Yet again the sight of swathes of the UK under water dominated the news bulletins. The BBC repeated the footage of a hapless motorist sweeping past its cameras into the flooded ford, only to grind to a halt and have to push his car out of the deluge in front of a gawping nation. There was talk of the great Christmas getaway becoming the great Christmas going nowhere, with shopkeepers wringing hands at the prospect of their biggest trading day being called off. The Environment Agency had all hands to the pump (literally in some cases) as it struggled to keep drainage channels clear of debris.
What strikes clear about the latest series of flooding events is the geographical spread. In years gone by, certain places were prone to floods at the wettest times and people knew where they were. Recently, the whole country has, at one time or another, had to gird its loins and fear the worst. The Met Office, meanwhile, has predicted that next year will be one of the warmest on record – one of the 10 warmest globally in records that go back to 1850. Whether that is due to greenhouse gas emissions, the natural fluctuations in climate or a combination of the two is unclear.
• Ed Davey, in the meantime, has postponed a decision on whether to include aviation and shipping emissions in the UK's targets. That means, of course, he can now pretend the issue does not exist until after the next election. He didn't say whether that means there are no emissions from aeroplanes or ships – on the basis that is I refuse to mention it, it doesn't exist.

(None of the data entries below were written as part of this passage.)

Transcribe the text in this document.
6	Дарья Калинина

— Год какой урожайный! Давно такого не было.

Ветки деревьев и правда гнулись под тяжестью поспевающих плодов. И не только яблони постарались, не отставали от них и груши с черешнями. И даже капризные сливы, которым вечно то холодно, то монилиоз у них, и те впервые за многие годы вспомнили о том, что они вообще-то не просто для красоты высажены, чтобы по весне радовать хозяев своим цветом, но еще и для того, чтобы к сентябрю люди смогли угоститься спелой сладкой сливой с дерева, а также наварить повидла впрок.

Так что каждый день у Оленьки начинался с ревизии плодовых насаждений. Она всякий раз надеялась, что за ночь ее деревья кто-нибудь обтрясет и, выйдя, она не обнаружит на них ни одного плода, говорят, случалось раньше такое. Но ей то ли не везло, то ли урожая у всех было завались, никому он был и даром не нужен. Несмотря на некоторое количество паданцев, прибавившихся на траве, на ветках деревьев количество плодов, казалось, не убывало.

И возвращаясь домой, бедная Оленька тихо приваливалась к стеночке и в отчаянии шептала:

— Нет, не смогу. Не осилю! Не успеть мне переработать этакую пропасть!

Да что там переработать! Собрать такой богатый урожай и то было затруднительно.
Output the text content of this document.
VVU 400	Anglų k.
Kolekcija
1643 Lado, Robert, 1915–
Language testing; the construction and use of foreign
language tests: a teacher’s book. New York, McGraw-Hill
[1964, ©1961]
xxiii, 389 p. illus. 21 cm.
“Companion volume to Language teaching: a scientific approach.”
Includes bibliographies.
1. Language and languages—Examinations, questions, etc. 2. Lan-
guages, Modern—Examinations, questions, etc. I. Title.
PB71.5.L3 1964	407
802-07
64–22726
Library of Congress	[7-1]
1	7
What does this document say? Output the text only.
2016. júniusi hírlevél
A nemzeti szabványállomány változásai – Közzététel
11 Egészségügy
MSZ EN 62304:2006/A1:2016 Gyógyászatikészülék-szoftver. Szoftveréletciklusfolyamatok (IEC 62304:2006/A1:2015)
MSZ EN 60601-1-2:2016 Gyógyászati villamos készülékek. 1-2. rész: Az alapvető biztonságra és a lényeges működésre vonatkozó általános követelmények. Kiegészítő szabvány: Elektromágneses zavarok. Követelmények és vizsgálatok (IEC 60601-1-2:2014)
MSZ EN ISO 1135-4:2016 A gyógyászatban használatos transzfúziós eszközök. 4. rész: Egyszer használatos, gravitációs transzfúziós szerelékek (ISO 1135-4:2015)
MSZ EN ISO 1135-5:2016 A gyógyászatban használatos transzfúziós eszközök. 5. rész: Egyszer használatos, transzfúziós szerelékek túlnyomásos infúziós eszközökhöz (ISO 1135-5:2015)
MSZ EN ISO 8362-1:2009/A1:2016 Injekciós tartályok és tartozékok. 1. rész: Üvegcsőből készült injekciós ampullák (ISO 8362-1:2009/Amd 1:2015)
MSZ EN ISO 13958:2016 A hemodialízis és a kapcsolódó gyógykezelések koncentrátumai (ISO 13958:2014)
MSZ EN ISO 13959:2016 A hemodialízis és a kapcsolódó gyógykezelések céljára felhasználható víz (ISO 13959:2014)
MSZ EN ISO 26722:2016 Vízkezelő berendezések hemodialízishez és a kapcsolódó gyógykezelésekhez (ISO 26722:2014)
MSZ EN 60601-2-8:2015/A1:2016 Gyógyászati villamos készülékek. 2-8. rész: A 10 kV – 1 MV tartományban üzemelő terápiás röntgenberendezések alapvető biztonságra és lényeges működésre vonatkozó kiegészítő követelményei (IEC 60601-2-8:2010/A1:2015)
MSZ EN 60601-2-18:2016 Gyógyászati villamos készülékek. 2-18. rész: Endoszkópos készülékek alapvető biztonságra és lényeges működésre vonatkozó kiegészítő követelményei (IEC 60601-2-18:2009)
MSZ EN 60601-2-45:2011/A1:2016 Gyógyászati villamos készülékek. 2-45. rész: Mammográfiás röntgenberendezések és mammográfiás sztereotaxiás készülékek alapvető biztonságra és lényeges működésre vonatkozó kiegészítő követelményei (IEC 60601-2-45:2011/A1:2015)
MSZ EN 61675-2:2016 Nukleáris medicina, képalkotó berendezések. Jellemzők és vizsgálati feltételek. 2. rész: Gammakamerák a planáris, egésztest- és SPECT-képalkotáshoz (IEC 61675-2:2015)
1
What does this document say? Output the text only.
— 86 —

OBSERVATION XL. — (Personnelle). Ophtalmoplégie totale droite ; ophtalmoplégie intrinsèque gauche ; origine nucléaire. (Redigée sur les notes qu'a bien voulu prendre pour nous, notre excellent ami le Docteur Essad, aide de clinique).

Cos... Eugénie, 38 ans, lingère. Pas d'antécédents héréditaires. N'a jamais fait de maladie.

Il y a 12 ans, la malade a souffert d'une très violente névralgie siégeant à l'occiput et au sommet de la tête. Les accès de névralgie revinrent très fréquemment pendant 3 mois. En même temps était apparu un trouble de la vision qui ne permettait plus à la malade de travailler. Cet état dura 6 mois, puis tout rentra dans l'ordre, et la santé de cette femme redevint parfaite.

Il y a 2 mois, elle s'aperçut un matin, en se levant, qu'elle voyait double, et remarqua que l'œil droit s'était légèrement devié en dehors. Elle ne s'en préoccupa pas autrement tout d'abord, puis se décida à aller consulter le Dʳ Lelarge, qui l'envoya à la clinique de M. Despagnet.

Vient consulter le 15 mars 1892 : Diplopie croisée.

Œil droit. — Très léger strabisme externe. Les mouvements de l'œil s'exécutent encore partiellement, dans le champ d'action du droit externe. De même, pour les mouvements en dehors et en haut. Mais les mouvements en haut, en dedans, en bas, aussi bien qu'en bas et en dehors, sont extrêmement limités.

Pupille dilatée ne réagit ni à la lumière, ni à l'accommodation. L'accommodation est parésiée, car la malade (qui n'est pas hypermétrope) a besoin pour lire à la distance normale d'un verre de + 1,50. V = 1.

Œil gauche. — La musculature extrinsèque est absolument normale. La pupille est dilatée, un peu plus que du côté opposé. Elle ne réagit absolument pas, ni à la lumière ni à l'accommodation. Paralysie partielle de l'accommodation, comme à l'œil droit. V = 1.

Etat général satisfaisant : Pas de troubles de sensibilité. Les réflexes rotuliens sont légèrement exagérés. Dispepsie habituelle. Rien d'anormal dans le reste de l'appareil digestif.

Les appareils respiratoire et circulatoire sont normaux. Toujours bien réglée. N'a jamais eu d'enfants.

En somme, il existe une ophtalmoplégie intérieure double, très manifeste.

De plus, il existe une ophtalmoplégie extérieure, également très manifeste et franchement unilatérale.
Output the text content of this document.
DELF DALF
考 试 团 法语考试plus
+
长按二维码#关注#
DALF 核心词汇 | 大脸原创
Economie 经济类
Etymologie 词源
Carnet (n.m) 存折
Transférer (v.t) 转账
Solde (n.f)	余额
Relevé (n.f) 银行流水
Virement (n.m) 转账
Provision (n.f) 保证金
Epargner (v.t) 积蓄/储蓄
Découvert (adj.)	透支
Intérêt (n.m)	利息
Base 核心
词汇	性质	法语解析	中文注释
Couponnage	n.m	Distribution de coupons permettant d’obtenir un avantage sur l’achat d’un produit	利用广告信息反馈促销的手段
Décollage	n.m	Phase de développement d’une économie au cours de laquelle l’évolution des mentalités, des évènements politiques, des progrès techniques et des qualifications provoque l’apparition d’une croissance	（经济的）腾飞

• Of a more pressing and direct impact on this little corner of the world is the decision to allow fracking for shale gas to recommence in Lancashire. There have been horror stories emerging from some parts of the world of the effects on water supplies, but that doesn't seem to bother some Members of Parliament who just want to see we get our 'fair share' of the spoils.
• Global warming and the associated perils and inconveniences are all now irrelevant, of course, because the world is just about to end – today! That is according to some very strange people who have latched on to the fact that the Mayans (you know, the ancient people who knew EVERYTHING about EVERYTHING) stopped bothering with their calendar after today. If I don't add any more columns following this one, you'll know the strange people are right and I've got my comeuppance. It would certainly bode ill for the Met Office's own predictions. There should be a category in the Environment Directory for 'soothsayers' or 'apocalypse predictors'.